Question
Colonial Pharmaceuticals is a start-up small firm specializing in new medications. It is organized into two divisions, which are based on the products they produce.
Colonial Pharmaceuticals is a start-up small firm specializing in new medications. It is organized into two divisions, which are based on the products they produce. AC Division is smaller and the life of the products it produces tend to be shorter than those produced by the larger SO Division. Selected financial data for the past year is shown below. Colonial Pharmaceuticals uses a 9 percent cost of capital for divisional performance analysis.

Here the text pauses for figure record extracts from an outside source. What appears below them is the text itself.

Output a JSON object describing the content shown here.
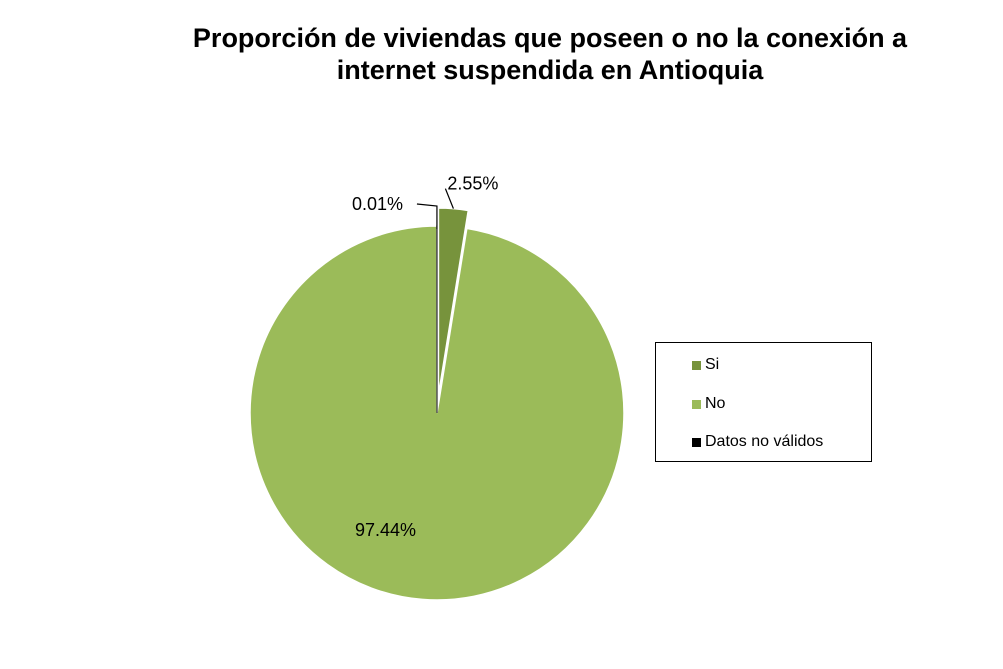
{
  "chart_data": {
    "type": "pie",
    "title_lines": [
      "Proporción de viviendas que poseen o no la conexión a",
      "internet suspendida en Antioquia"
    ],
    "slices": [
      {
        "name": "Si",
        "value": 2.55,
        "label": "2.55%",
        "color": "#77933c"
      },
      {
        "name": "No",
        "value": 97.44,
        "label": "97.44%",
        "color": "#9bbb59"
      },
      {
        "name": "Datos no válidos",
        "value": 0.01,
        "label": "0.01%",
        "color": "#000000"
      }
    ],
    "legend_position": "right"
  }
}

Business Unit | AC Division | SO Division |
Sales revenue | $8,000,000 | $20,000,000 |
After-tax operating profit | $1,200,000 | $4,800,000 |
R&D expenditures | $2,000,000 | $3,600,000 |
Divisional assets | $9,000,000 | $80,000,000 |
Divisional current liabilities | $800,000 | $4,000,000 |
R&D is assumed to have a two-year life in the AC Division and a nine-year life in the SO division. All R&D expenditures are spent at the beginning of the year. Since Colonial is a start-up, we can assume that no R&D expenditures had taken place before this year.
Required
- Calculate ROI (using the DuPont formula) for the two divisions.
- Compute residual income for the two divisions.
- Compute EVA for the two divisions.
- Briefly assess the financial performance of the two divisions based on your analysis.